Join our community of smart investors

Risky defensives

Many defensive stocks do not stay defensive forever – but investors have historically been well compensated for this danger.
August 9, 2021
  • Defensive stocks are riskier than they seem, because they can suddenly lose their defensiveness.
  • Investors are usually well-rewarded for taking on this risk. 

What exactly is a defensive stock? The question’s a tougher one than you might think.

This year’s fall in Chinese tech giant Tencent (HK:0700) highlights the problem. It barely fell at all as markets tumbled last spring, suggesting it was a great defensive stock. Since February, however, it has lost almost 40 per cent as investors have feared the Chinese government will crack down on tech companies. Being defensive with respect to the pandemic does not mean being defensive with respect to regulatory change.

Which is not unusual. Many stocks can suddenly lose their defensiveness. Royal Dutch Shell (RDSA), for example, seemed defensive until it suddenly cut its dividend last year. Travel stocks seemed reasonably secure until the pandemic caused them to fall even more than the market last spring and bounce back more in the autumn: they went from being ordinary-beta stocks to high-beta ones very quickly. The same thing happened to transport stocks. They were dull utility-type stocks, until their beta soared during the pandemic.

The opposite can also happen. IT stocks have traditionally had a high beta. But they proved to be defensive during the pandemic.

My chart summarises such developments, showing betas based on the previous three years of monthly returns. During the tech boom-and-bust tech stocks had a high beta because they were sensitive to swings in investor sentiment. But they were reasonably defensive during the financial crisis and again during the pandemic. Transport stocks, by contrast have been usually defensive, except during the financial crisis and pandemic when their cyclical risk became more important.

There are many other examples of stocks losing their defensiveness or finding it. Banks were not unusually volatile until the financial crisis. Utilities have been mostly defensive, but became less so in 2019 as the threat of nationalisation increased. Oil stocks were defensive during the tech boom and bust because they were resilient to swings in investor sentiment, but have had higher betas since then as investors have focused more upon economic upswings and recessions. Telecoms have had the opposite pattern, being high-beta during the tech crash, but defensive since then as they have become ordinary mature utilities. And many of us thought that the US’s tech giants were risky because of their high valuations, but they proved to be defensive during the pandemic.

Defensiveness, then, is not a fixed quality of shares. It comes and goes.

We must ask: “defensive with respect to what?” A share that is resilient to swings in investor sentiment might not be so resilient to recession, or to rising bond yields, or to inflation, or to a pandemic – and so on.

And we might not be able to answer this question well. Defensiveness is something that is far easier to spot with hindsight than it is with foresight.

Is this a problem? Maybe not.

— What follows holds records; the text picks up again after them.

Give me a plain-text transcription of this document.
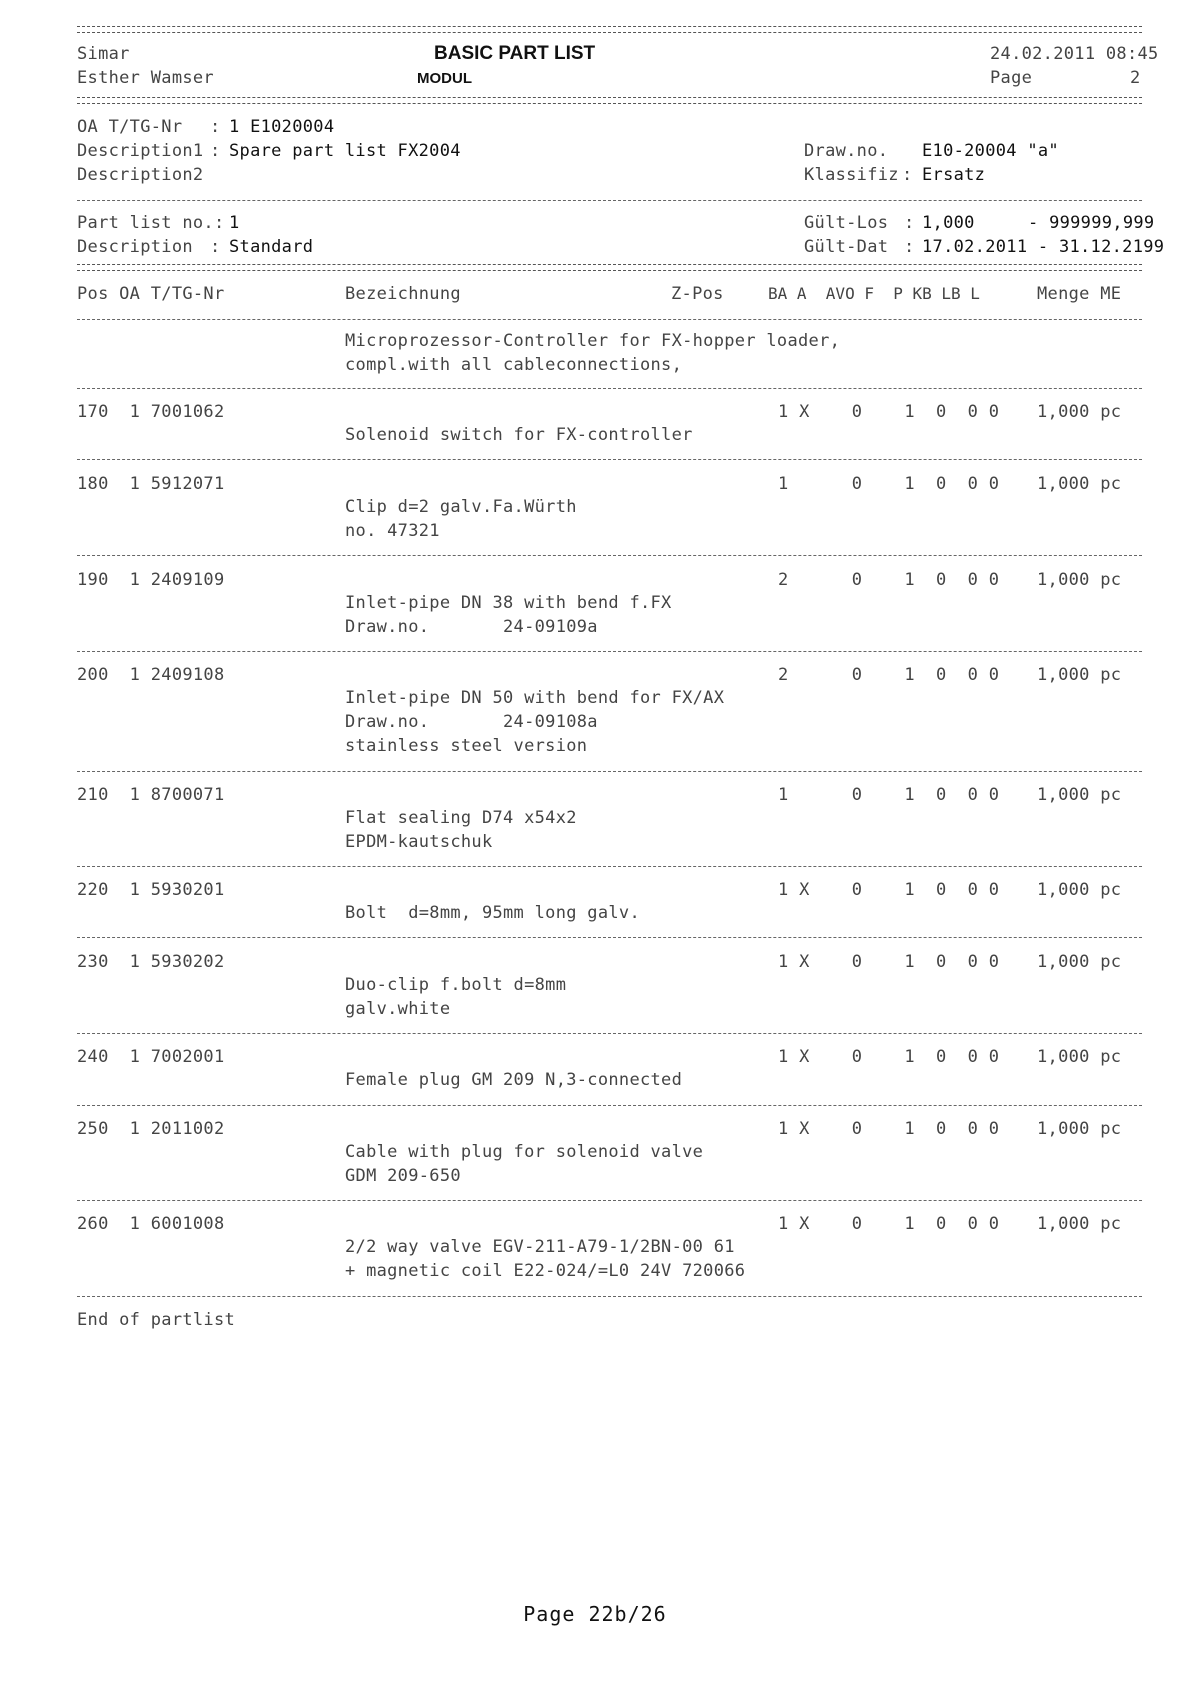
Simar
Esther Wamser
BASIC PART LIST
MODUL
24.02.2011 08:45
Page	2
OA T/TG-Nr : 1 E1020004
Description1 : Spare part list FX2004
Description2
Draw.no. E10-20004 "a"
Klassifiz : Ersatz
Part list no.: 1
Description : Standard
Gült-Los : 1,000	- 999999,999
Gült-Dat : 17.02.2011 - 31.12.2199
Pos OA T/TG-Nr	Bezeichnung	Z-Pos	BA A  AVO F  P KB LB L	Menge ME
Microprozessor-Controller for FX-hopper loader,
compl.with all cableconnections,
170  1 7001062	1 X    0    1  0  0 0 1,000 pc
Solenoid switch for FX-controller
180  1 5912071	1      0    1  0  0 0 1,000 pc
Clip d=2 galv.Fa.Würth
no. 47321
190  1 2409109	2      0    1  0  0 0 1,000 pc
Inlet-pipe DN 38 with bend f.FX
Draw.no.       24-09109a
200  1 2409108	2      0    1  0  0 0 1,000 pc
Inlet-pipe DN 50 with bend for FX/AX
Draw.no.       24-09108a
stainless steel version
210  1 8700071	1      0    1  0  0 0 1,000 pc
Flat sealing D74 x54x2
EPDM-kautschuk
220  1 5930201	1 X    0    1  0  0 0 1,000 pc
Bolt  d=8mm, 95mm long galv.
230  1 5930202	1 X    0    1  0  0 0 1,000 pc
Duo-clip f.bolt d=8mm
galv.white
240  1 7002001	1 X    0    1  0  0 0 1,000 pc
Female plug GM 209 N,3-connected
250  1 2011002	1 X    0    1  0  0 0 1,000 pc
Cable with plug for solenoid valve
GDM 209-650
260  1 6001008	1 X    0    1  0  0 0 1,000 pc
2/2 way valve EGV-211-A79-1/2BN-00 61
+ magnetic coil E22-024/=L0 24V 720066
End of partlist
Page 22b/26
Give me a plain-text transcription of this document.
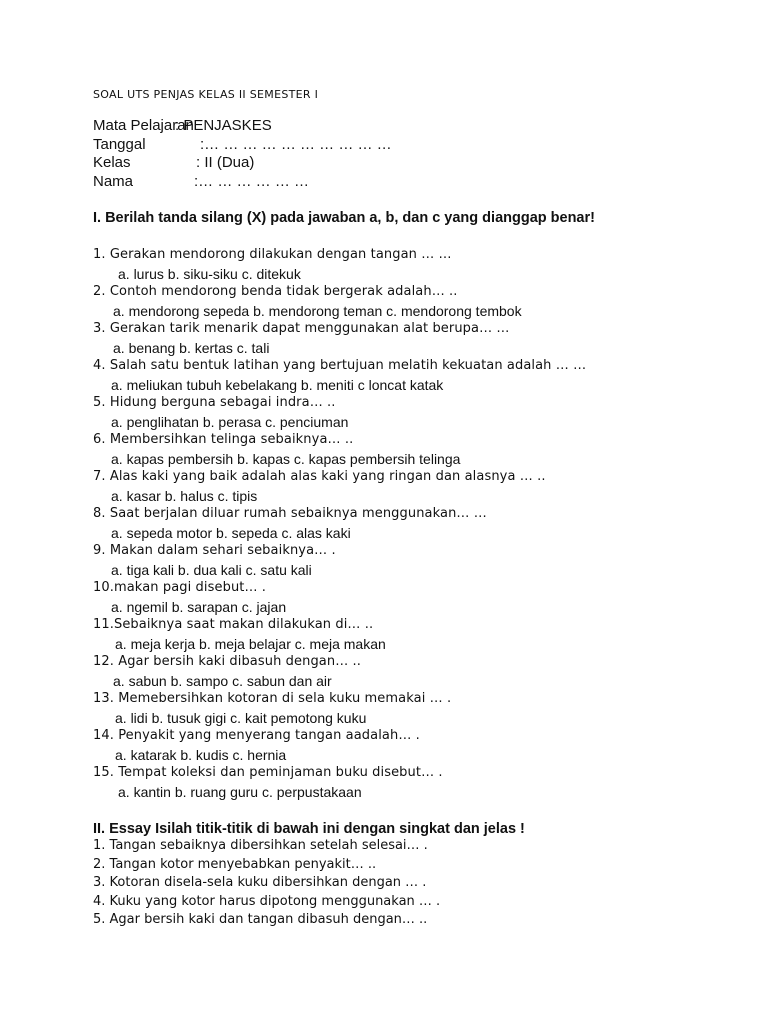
SOAL UTS PENJAS KELAS II SEMESTER I
Mata Pelajaran
: PENJASKES
Tanggal	:… … … … … … … … … …
Kelas	: II (Dua)
Nama	:… … … … … …
I. Berilah tanda silang (X) pada jawaban a, b, dan c yang dianggap benar!
1. Gerakan mendorong dilakukan dengan tangan … …
a. lurus b. siku-siku c. ditekuk
2. Contoh mendorong benda tidak bergerak adalah… ..
a. mendorong sepeda b. mendorong teman c. mendorong tembok
3. Gerakan tarik menarik dapat menggunakan alat berupa… …
a. benang b. kertas c. tali
4. Salah satu bentuk latihan yang bertujuan melatih kekuatan adalah … …
a. meliukan tubuh kebelakang b. meniti c loncat katak
5. Hidung berguna sebagai indra… ..
a. penglihatan b. perasa c. penciuman
6. Membersihkan telinga sebaiknya… ..
a. kapas pembersih b. kapas c. kapas pembersih telinga
7. Alas kaki yang baik adalah alas kaki yang ringan dan alasnya … ..
a. kasar b. halus c. tipis
8. Saat berjalan diluar rumah sebaiknya menggunakan… …
a. sepeda motor b. sepeda c. alas kaki
9. Makan dalam sehari sebaiknya… .
a. tiga kali b. dua kali c. satu kali
10.makan pagi disebut… .
a. ngemil b. sarapan c. jajan
11.Sebaiknya saat makan dilakukan di… ..
a. meja kerja b. meja belajar c. meja makan
12. Agar bersih kaki dibasuh dengan… ..
a. sabun b. sampo c. sabun dan air
13. Memebersihkan kotoran di sela kuku memakai … .
a. lidi b. tusuk gigi c. kait pemotong kuku
14. Penyakit yang menyerang tangan aadalah… .
a. katarak b. kudis c. hernia
15. Tempat koleksi dan peminjaman buku disebut… .
a. kantin b. ruang guru c. perpustakaan
II. Essay Isilah titik-titik di bawah ini dengan singkat dan jelas !
1. Tangan sebaiknya dibersihkan setelah selesai… .
2. Tangan kotor menyebabkan penyakit… ..
3. Kotoran disela-sela kuku dibersihkan dengan … .
4. Kuku yang kotor harus dipotong menggunakan … .
5. Agar bersih kaki dan tangan dibasuh dengan… ..
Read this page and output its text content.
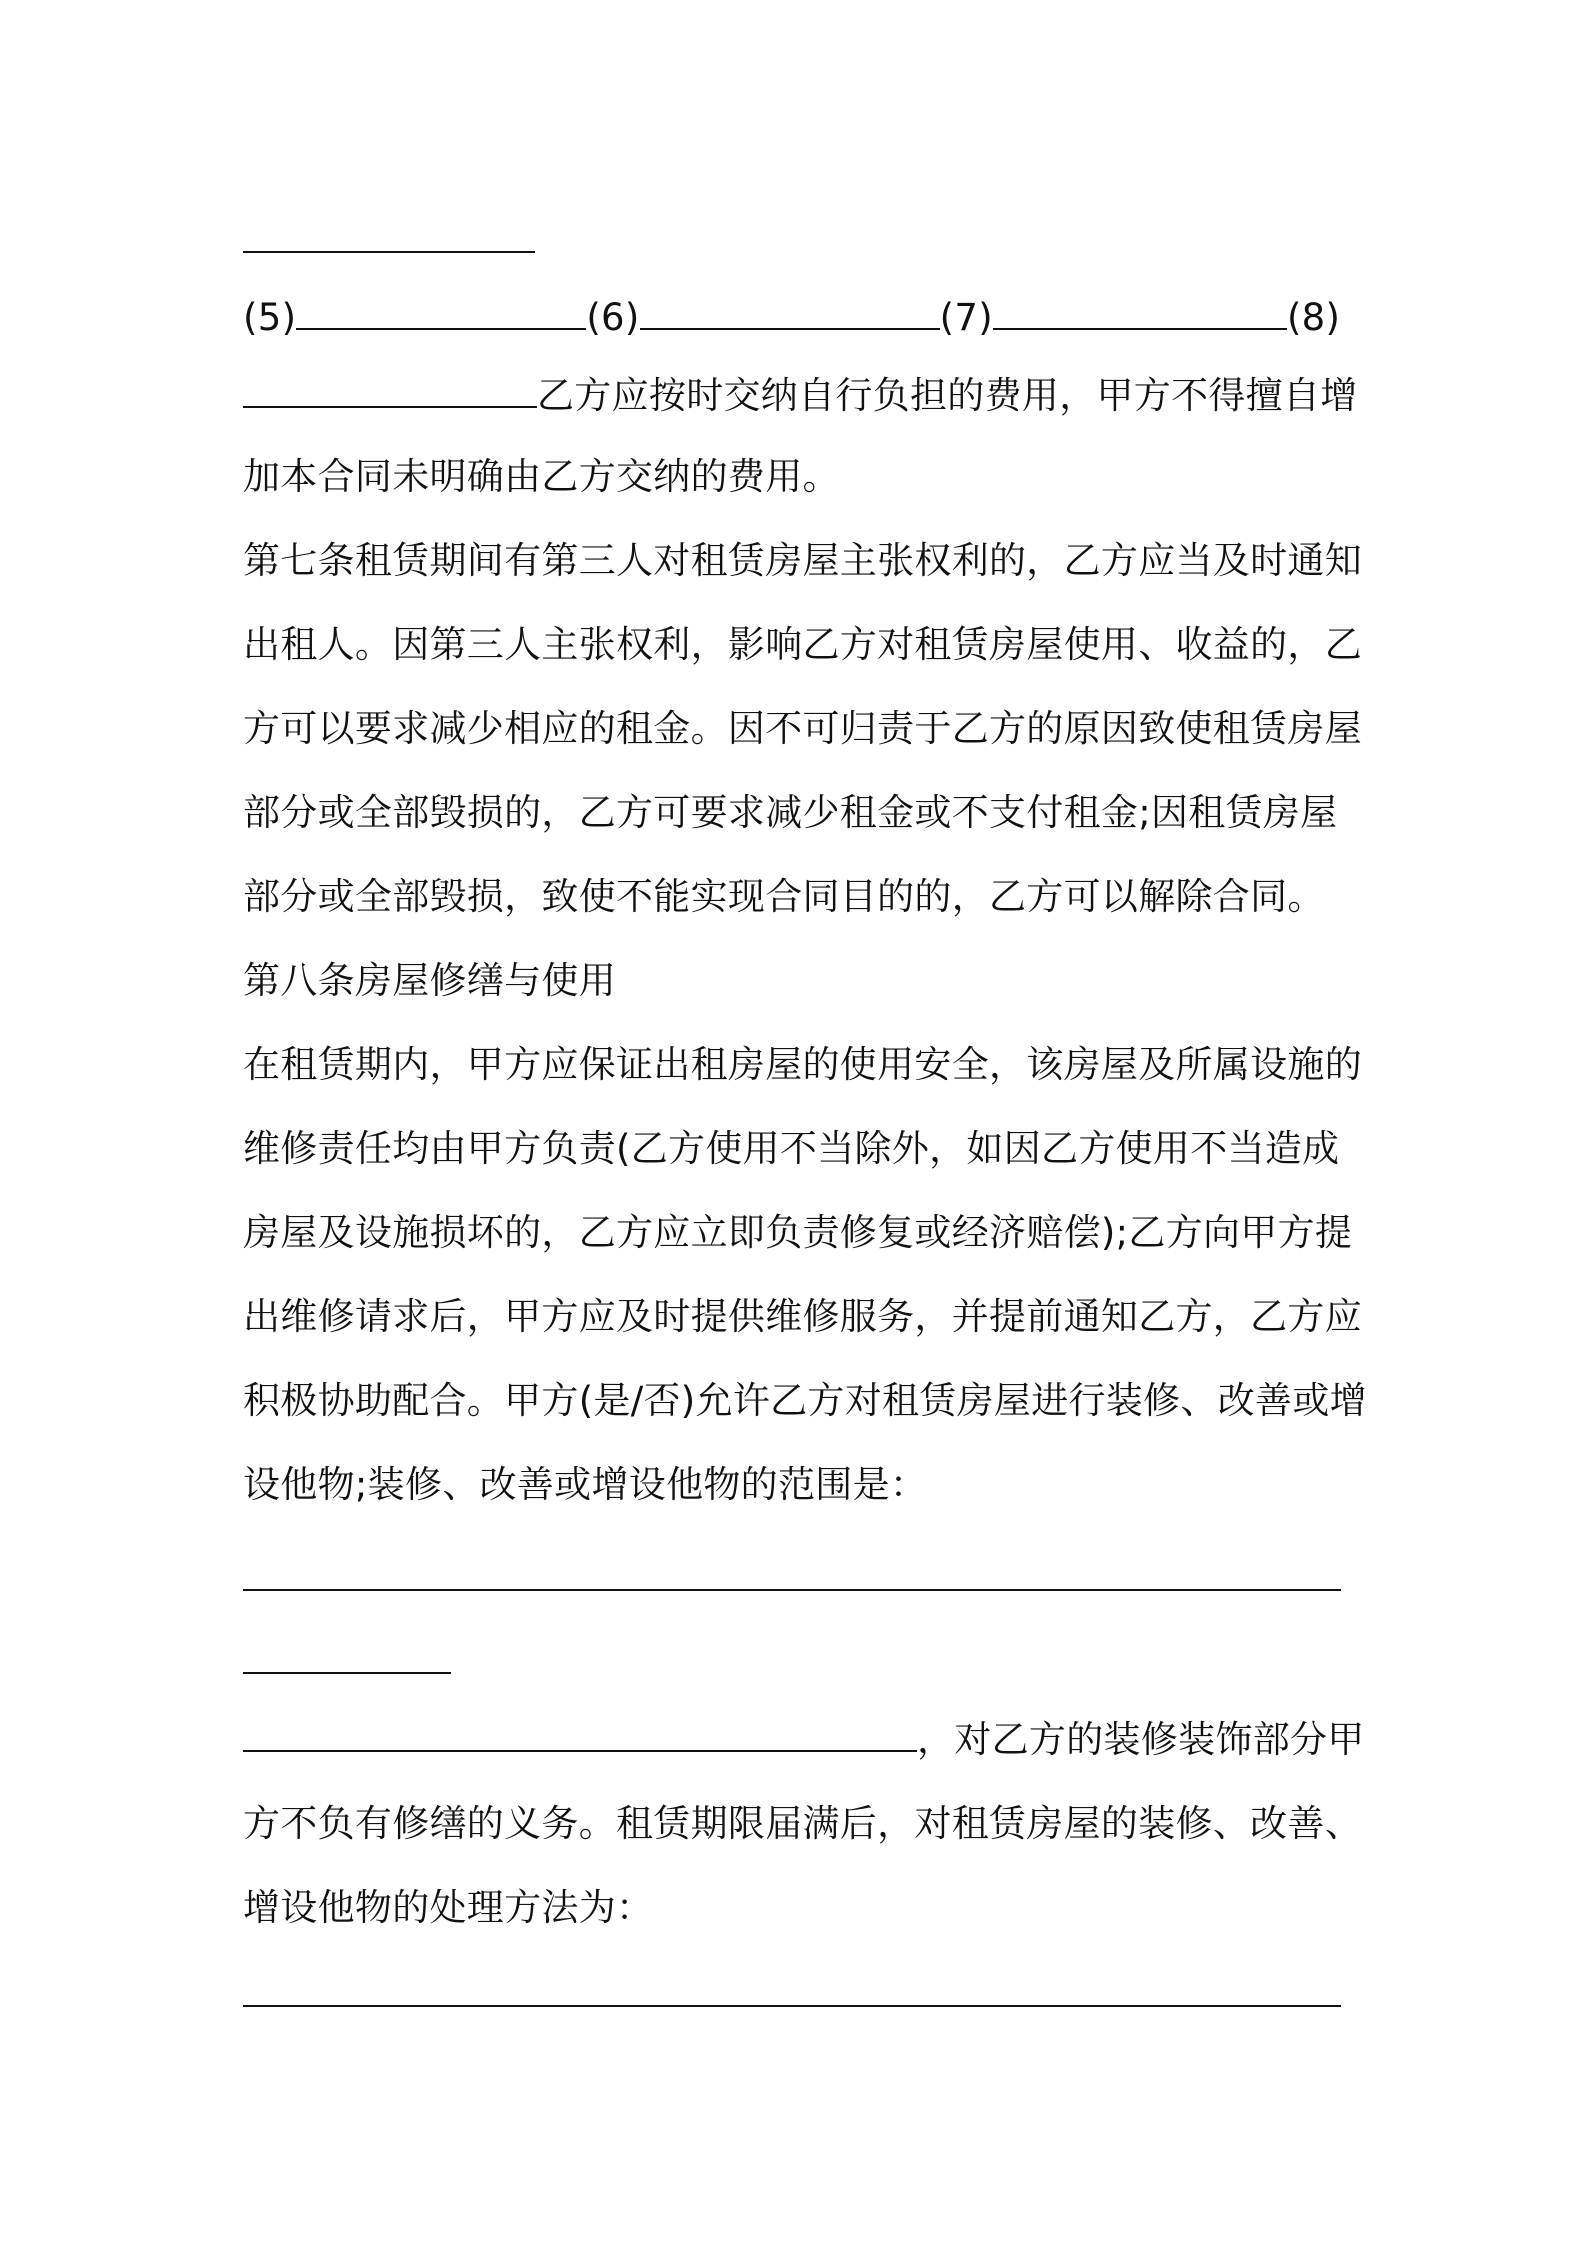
(5)	(6)	(7)	(8)

乙方应按时交纳自行负担的费用，甲方不得擅自增

加本合同未明确由乙方交纳的费用。

第七条租赁期间有第三人对租赁房屋主张权利的，乙方应当及时通知

出租人。因第三人主张权利，影响乙方对租赁房屋使用、收益的，乙

方可以要求减少相应的租金。因不可归责于乙方的原因致使租赁房屋

部分或全部毁损的，乙方可要求减少租金或不支付租金;因租赁房屋

部分或全部毁损，致使不能实现合同目的的，乙方可以解除合同。

第八条房屋修缮与使用

在租赁期内，甲方应保证出租房屋的使用安全，该房屋及所属设施的

维修责任均由甲方负责(乙方使用不当除外，如因乙方使用不当造成

房屋及设施损坏的，乙方应立即负责修复或经济赔偿);乙方向甲方提

出维修请求后，甲方应及时提供维修服务，并提前通知乙方，乙方应

积极协助配合。甲方(是/否)允许乙方对租赁房屋进行装修、改善或增

设他物;装修、改善或增设他物的范围是：

，对乙方的装修装饰部分甲

方不负有修缮的义务。租赁期限届满后，对租赁房屋的装修、改善、

增设他物的处理方法为：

It might instead be a solution.

There is one thing we know for sure – that defensive stocks do better than they should on average over the long-term. This has been found around the world, in different times, and even in assets other than equities. And it is true for various measures of defensiveness. It is one of the few robust reliable facts about stock picking.

But why do defensives outperform? One possibility is that investors cannot borrow as much as they would like and so express their bullishness by buying high beta stocks to get a geared position on the market. Another theory is that defensives are in fact risky for fund managers because they would underperform a strongly rising market, thus causing the manager to do worse than his peers. On both counts, some investors avoid defensives causing them to be underpriced – which means they offer good returns to the investor who is able to buy them.

There is, however, a third explanation. There is a risk with any defensive stock that it will lose its defensiveness. Which is nasty, because it means the stock will fall a lot when the general market is slumping. Investors cannot rely upon past defensiveness being a guide to the future. They therefore need compensation for taking on this risk. Such compensation takes the form of defensives beating the market on average. It’s a risk premium.

So yes, defensive stocks are riskier than they seem. But investors have historically been rewarded for taking on this risk. Which is more than can be said for many other types of risk: high-beta shares and Aim stocks, for example, have underperformed the main market over the long-term.

Defensive investing is not infallible. But then nothing is. It is, though, sensible and usually profitable as a long-term strategy – as long as you sometimes rebalance your portfolio to cope with the fact that defensives don’t stay defensive forever.